Les Anciens du DESS CVIR sévissent encore

Les anciens du DESS CVIR (Limoges) s'intéressent aux technos du Web, aux communautés virtuelles et à l'intelligence collective et en parlent

29 juin 2008

Absence de culture sur le web : Lovecraft

Billet publié ici aussi



Un billet de Jérôme Bondu intitulé Internet participatif: aussi intelligent que le cerveau d’une mouche.

L'auteur dans ce billet revient rapidement sur l'évolution du web aujourd'hui, le règne du pro am et de la publicité. La seconde partie s'articule autour des arguments d'Andrew Keen sur le "mythe de l'amateur".

Il revient notamment sur l'absence de culture que démontre le web. C'est un argument que je trouve très juste. ma veille me conduit à suivre des fils rss de gens qui ont une culture. Et beaucoup de ces gens défendent parfois l'idée de l'inutilité de la culture (ce n'est absolument pas ce que dit Jérôme dans son billet). Mais pour pouvoir faire ce que ces gens font, il faut une culture importante.

J'ai parfois l'impression que le web, et particulièrement le 2.0, du moins ses commentateurs avertis, est aujourd'hui la propriété d'une classe intermédiaire qui vient du monde du livre et qui a la culture nécessaire pour pouvoir évoluer dans ce monde là.

Mais cette génération va être balayé par quelque chose qui arrive, ce que les contempteurs appelle la génération Y. Et personne ne peut prétendre savoir ce qui va se passer. Cela me fait penser aux textes de lovecraft comme la couleur tombée du ciel. Quelque chose arrive mais on n'a pas le langage pour le décrire, alors on utilise imparfaitement des images connues mais qui sont fausses.

La récente enquête belge le démontre, cette génération aurait 7,65/20 en recherche d'information. Et faire une recherche d'information requiert une culture nécessaire. On ne peut pas faire une recherche si on n'a pas identifié un besoin d'information et pour identifier un besoin d'information, il faut une matrice culturelle.

Alors que penser ? Est-ce que les critères proposés sont obsolètes et inapplicables à cette nouvelle génération ? Cette note de 7,65 ne représenterait alors que le mode de pensée du vieux monde ?

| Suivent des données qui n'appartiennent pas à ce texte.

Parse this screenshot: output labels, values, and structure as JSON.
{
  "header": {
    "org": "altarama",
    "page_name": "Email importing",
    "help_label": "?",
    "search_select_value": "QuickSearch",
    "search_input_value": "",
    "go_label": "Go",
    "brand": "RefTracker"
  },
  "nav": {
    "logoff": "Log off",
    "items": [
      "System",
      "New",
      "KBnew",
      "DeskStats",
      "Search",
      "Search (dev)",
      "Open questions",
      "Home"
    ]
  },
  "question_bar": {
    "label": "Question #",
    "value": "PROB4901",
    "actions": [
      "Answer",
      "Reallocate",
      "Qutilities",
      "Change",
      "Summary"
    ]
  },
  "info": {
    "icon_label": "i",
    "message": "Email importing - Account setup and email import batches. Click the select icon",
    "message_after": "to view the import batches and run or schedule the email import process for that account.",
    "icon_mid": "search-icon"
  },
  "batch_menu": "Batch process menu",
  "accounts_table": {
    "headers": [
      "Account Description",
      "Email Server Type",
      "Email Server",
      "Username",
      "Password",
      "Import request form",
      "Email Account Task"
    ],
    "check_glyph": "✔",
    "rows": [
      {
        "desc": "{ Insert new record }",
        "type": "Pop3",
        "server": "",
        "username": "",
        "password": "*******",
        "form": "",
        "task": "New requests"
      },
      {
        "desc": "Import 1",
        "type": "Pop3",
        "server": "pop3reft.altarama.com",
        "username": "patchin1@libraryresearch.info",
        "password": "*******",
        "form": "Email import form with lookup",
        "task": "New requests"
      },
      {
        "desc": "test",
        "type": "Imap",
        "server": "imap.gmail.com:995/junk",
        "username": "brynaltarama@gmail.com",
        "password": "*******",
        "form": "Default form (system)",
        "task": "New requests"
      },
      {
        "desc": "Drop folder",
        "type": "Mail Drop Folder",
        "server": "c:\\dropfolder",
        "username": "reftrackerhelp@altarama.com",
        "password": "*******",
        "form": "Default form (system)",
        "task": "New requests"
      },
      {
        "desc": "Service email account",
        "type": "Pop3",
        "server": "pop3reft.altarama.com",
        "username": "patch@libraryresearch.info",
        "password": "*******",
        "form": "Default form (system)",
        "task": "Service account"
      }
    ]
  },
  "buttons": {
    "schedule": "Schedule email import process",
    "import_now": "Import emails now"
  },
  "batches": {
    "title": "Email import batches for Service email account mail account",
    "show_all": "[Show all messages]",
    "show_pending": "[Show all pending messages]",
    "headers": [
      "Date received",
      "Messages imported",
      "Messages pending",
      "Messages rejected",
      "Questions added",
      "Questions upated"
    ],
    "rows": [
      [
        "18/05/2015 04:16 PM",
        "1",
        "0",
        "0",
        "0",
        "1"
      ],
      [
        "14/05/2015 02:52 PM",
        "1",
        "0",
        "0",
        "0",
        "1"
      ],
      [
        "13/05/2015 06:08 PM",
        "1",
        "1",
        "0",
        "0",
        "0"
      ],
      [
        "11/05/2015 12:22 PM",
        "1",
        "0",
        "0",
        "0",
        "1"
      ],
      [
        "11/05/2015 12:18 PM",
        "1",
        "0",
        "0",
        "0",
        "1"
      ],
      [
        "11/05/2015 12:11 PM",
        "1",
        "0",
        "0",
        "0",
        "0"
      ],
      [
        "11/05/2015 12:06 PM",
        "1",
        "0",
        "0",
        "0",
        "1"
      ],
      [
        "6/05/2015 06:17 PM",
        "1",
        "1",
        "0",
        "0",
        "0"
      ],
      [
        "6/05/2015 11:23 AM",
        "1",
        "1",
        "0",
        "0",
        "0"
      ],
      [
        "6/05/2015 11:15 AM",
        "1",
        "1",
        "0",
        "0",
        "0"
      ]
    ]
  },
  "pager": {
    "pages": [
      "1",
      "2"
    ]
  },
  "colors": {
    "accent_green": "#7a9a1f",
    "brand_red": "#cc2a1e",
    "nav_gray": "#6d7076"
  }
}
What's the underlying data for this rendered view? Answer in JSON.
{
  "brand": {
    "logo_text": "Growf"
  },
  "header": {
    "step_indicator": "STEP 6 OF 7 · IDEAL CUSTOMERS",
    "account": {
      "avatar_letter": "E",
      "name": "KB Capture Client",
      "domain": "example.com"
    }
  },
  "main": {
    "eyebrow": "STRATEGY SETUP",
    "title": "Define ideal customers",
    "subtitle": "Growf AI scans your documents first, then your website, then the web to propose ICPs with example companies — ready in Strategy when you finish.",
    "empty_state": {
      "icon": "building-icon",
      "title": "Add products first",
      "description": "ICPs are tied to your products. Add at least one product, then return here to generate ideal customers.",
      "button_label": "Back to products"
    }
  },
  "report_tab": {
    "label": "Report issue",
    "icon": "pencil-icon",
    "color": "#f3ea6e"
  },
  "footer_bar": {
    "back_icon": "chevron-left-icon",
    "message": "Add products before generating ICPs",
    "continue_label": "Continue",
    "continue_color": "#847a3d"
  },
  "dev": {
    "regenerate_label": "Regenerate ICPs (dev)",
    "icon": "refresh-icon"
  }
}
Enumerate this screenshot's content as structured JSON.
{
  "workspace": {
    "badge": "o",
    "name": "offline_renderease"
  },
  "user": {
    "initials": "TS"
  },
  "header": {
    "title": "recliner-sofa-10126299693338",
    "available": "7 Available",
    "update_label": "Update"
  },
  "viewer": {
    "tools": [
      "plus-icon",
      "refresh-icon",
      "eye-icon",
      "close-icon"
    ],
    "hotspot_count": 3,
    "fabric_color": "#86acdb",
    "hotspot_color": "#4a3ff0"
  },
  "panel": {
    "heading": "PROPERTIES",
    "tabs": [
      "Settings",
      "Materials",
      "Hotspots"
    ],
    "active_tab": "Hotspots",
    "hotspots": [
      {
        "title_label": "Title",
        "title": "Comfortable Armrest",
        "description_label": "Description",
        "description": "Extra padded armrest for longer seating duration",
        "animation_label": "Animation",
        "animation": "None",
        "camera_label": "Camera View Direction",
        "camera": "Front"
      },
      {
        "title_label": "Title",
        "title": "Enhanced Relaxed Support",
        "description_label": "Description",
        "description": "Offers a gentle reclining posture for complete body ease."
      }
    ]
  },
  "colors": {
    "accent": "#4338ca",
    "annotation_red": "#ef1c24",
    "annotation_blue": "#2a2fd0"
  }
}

Un autre aspect de cette absence qui m'interpelle : la citoyenneté. J'ai l'impression que dans le débat entre l'efficacité et l'éthique, c'est ce premier point qui prend le dessus. C'est le couple compétence/connaissance qui s'impose au détriment du savoir/culture.

Il ne peut y avoir d'éthique sans une solide culture personnelle, alors qu'on peut avoir des travailleurs efficaces sans culture.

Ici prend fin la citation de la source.